Separate transparency from mimicry. Strong governance should never mean copying legacy models. Full compliance with global reporting standards can, and should, exist alongside innovations like publishing a “resilience return”; health, climate, or trade outcomes adjusted for volatility, tied to measurable impact.

Coordinate political risk at scale. A regional guarantee mechanism, capitalised by member states and institutional investors, could protect critical sectors – health, logistics, and digital infrastructure – against the reputational ripple effects of isolated downgrades.

For leaders shaping the future

For those of us leading programmes, partnerships, and policies at the intersection of capital and systems, this moment is a reminder that every funding conversation is also a governance one.

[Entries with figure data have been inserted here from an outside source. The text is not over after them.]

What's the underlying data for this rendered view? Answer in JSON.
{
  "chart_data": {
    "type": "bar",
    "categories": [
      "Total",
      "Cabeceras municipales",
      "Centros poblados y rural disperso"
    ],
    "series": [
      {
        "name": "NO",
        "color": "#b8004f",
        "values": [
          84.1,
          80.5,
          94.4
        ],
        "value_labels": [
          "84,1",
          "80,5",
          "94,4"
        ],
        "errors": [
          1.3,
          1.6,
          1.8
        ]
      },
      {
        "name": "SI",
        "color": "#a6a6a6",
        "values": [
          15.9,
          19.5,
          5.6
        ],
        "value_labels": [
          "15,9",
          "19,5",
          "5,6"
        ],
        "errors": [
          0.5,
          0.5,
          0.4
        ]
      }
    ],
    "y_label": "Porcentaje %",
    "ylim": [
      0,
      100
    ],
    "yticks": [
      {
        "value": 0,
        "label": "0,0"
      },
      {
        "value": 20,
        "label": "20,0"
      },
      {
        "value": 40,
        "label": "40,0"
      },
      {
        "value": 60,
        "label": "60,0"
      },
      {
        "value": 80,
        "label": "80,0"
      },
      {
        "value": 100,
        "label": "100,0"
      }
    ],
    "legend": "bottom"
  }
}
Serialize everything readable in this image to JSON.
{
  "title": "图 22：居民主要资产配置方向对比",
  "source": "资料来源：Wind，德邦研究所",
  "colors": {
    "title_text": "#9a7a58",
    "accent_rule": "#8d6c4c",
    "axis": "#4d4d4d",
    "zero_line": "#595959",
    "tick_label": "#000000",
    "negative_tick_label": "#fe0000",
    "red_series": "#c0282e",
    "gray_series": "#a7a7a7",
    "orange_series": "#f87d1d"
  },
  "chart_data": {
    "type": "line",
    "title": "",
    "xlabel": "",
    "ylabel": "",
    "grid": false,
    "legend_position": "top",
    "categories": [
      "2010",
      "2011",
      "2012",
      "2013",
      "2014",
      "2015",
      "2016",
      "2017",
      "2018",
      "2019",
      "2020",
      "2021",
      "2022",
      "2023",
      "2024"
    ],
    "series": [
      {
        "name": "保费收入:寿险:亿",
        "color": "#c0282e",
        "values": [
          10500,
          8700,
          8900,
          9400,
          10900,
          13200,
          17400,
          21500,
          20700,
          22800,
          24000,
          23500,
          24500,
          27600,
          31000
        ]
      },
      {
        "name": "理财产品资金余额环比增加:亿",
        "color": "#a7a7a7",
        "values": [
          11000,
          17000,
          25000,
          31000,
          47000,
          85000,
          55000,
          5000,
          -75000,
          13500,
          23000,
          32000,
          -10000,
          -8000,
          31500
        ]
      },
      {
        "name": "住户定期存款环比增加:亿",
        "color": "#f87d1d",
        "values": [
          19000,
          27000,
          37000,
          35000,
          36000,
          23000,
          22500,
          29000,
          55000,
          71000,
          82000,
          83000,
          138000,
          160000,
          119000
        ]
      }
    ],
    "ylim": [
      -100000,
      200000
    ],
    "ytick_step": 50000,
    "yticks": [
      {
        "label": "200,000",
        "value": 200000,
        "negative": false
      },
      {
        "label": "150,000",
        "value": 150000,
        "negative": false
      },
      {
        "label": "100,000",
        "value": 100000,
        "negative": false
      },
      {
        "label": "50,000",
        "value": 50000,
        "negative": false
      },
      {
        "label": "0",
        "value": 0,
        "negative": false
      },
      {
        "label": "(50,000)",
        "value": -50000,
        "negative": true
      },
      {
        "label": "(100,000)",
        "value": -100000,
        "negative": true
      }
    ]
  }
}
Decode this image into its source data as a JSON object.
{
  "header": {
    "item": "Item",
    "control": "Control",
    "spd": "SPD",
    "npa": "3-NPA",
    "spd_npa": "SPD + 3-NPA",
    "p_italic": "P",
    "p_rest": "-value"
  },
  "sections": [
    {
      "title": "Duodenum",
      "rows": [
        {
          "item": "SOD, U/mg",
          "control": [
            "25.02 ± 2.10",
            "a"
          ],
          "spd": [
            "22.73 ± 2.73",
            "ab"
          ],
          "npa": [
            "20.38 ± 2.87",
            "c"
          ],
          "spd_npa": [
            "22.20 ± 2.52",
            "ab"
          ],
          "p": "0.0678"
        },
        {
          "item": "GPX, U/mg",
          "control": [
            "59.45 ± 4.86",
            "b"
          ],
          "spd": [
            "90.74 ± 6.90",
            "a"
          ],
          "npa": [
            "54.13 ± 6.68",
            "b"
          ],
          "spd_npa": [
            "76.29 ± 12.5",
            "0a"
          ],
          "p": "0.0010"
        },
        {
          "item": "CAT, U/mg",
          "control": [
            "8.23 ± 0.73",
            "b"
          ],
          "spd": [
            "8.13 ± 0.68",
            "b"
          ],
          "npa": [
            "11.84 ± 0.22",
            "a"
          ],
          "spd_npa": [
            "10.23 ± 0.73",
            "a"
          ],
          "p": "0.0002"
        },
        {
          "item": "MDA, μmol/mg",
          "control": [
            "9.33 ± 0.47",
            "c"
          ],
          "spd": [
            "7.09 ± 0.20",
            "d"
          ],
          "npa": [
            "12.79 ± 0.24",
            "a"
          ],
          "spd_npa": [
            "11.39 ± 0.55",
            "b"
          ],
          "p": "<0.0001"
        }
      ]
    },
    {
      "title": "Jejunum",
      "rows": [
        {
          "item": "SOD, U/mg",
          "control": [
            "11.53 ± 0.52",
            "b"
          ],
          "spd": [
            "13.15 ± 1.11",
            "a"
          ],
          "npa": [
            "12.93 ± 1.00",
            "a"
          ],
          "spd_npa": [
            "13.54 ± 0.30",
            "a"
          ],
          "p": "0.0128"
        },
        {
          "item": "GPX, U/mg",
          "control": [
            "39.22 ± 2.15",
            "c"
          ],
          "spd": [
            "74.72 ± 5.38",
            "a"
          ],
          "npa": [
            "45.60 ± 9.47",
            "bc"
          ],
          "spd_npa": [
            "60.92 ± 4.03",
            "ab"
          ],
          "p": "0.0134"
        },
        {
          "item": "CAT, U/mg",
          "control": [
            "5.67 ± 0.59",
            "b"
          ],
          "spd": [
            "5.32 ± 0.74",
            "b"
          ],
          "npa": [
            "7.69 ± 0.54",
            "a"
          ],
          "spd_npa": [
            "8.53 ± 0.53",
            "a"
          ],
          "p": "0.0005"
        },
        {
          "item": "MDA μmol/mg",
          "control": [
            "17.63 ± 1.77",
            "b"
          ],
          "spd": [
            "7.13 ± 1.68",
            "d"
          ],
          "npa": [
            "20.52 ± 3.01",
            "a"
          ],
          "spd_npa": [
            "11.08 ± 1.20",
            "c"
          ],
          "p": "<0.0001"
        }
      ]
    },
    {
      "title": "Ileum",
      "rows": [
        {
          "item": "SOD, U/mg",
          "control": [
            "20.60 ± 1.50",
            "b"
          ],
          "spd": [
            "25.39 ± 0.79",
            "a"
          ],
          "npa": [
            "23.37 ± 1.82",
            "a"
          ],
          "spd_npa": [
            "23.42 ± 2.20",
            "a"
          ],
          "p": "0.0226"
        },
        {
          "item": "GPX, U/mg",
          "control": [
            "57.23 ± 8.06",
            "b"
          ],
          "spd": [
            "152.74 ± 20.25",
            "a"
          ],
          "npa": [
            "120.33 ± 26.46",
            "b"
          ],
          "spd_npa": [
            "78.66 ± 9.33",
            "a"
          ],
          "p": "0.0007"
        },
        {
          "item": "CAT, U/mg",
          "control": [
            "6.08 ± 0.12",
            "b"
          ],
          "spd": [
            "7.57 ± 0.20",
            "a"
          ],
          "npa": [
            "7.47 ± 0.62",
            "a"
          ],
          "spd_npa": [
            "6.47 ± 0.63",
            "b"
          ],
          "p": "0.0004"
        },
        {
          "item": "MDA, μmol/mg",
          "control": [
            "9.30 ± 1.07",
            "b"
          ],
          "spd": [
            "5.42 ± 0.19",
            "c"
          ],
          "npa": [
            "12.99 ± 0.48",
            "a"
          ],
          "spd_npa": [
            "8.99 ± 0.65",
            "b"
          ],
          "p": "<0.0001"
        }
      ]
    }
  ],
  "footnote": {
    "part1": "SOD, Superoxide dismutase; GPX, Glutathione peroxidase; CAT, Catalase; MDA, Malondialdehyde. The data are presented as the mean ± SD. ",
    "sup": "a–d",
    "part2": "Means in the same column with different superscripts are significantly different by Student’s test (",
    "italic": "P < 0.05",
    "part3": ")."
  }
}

We must ask ourselves some critical questions:

What assumptions are built into the financial instruments we negotiate?

Whose definitions of risk and readiness shape the structures we accept?

How do we embed agency into the architecture, not only the language, of our financial tools?

This is not about defensiveness. It is about intentional design.

The goal is not to be validated; it’s to be understood on our own terms and to engage globally from a position of clarity and confidence.

Designing Through Volatility

In my previous column, I argued that Africa doesn’t need saving; it needs backing. The Afreximbank downgrade tests that thesis in real time.

If volatility is now part of the operating environment, then credibility must be part of our design brief; self-defined, data-anchored, and regionally reinforced.

Preferred-creditor status is not just a technical classification. It’s a narrative, a shared understanding of purpose, trust, and accountability. If African institutions articulate and uphold that narrative collectively, credibility will follow, and so will capital.

But the opportunity is broader; to build systems whose strength doesn’t rely on exception, but on intention.

That work is already underway. Let’s give it the structure it deserves.

Ota Akhigbe is Director of Partnerships & Programmes at eHealth Africa and writes a weekly column on systems and health equity for BusinessDay.